Years ago, cars used low pressure radiator caps with upright-style radiators. At high RPM, the water pump pressure would overcome the radiator cap's rating and force coolant out, resulting in an overheated engine. Many enthusiasts mistakenly believed that these situations were caused because the coolant was flowing through the radiator so quickly, that it did not have time to cool. Using restrictors or slowing water pump speed prevented the coolant from being forced out, and allowed the engine to run cooler. However, cars built in the past thirty years have used cross flow radiators that position the radiator cap on the low pressure (suction) side of the system. This type of system does not subject the radiator cap to pressure from the water pump, so it benefits from maximizing coolant flow, not restricting it.
Hot spots (Nucleate Boiling)
Nucleate boiling is the boiling that takes place when liquid coolant comes in direct contact with the hot metal of the engine block or cylinder heads which has reached or exceeded the boiling point of the coolant.
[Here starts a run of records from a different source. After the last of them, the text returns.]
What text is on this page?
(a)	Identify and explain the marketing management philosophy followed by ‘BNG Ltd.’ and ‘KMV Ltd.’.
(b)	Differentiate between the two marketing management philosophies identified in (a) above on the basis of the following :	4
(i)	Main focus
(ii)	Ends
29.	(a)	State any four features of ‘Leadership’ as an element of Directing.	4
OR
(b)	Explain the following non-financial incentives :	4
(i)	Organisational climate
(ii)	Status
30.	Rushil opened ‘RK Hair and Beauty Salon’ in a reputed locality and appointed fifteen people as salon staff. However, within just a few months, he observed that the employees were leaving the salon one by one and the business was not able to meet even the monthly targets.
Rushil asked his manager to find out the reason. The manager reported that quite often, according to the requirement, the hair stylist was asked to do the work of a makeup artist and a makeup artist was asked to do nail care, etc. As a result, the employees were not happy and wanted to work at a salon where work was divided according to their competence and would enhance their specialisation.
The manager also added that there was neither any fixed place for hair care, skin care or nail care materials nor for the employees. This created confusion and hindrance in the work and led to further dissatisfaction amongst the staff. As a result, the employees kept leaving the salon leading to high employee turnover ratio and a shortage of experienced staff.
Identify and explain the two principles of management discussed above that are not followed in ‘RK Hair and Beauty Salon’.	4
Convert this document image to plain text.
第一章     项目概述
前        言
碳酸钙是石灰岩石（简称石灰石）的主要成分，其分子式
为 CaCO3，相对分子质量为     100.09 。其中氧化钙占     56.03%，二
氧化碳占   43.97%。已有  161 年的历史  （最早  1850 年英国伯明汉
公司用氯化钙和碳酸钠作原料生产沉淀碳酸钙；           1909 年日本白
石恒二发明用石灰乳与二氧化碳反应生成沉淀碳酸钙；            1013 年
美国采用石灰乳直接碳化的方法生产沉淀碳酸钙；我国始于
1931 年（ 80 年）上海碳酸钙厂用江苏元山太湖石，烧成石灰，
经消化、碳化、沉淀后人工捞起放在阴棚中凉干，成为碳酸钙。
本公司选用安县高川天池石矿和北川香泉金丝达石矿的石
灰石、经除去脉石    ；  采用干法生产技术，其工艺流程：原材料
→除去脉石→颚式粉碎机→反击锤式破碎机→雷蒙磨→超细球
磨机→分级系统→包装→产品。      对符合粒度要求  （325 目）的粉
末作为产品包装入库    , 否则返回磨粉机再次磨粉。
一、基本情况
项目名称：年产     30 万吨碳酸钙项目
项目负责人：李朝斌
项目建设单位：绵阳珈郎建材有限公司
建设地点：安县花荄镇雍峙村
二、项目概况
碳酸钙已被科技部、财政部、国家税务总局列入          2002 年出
Under these conditions, the liquid turns to a vapor as it boils at the hot metal surface, and will then finally break away to be replaced by additional liquid coolant. Very large amounts of heat are absorbed into this layer of liquid coolant from the metal surfaces of the engine, yet those surface temperatures in a controlled nucleate condition never rise much beyond the boiling point of the coolant, and thermal control is maintained.
Nucleate boiling is reduced or eliminated when the coolant itself becomes continuously displaced from the metal surface by a layer of vapor called a "film blanketing" (surface) layer. When blanketing occurs, the metal surface becomes insulated from the surrounding liquid coolant, and an ever - increasing localized high temperature spike develops.
In order to prevent this blanketing effect you need to continuously flow as much coolant as possible. A restrictor does just the opposite, it restricts flow to the water pump and causes local hot spots to develop and eventually warp a head WITHOUT the violent gushing of coolant and steam. By the time overheating is noticeable it's already too late and the damage done. It may help overheating caused by the water pump pressure overcoming the radiator cap's rating but a higher pressure cap within the radiators pressure rating would be a more sensible approach in this case rather than decreasing the pump output.
For applications requiring a thermostat, NEVER use a restrictor!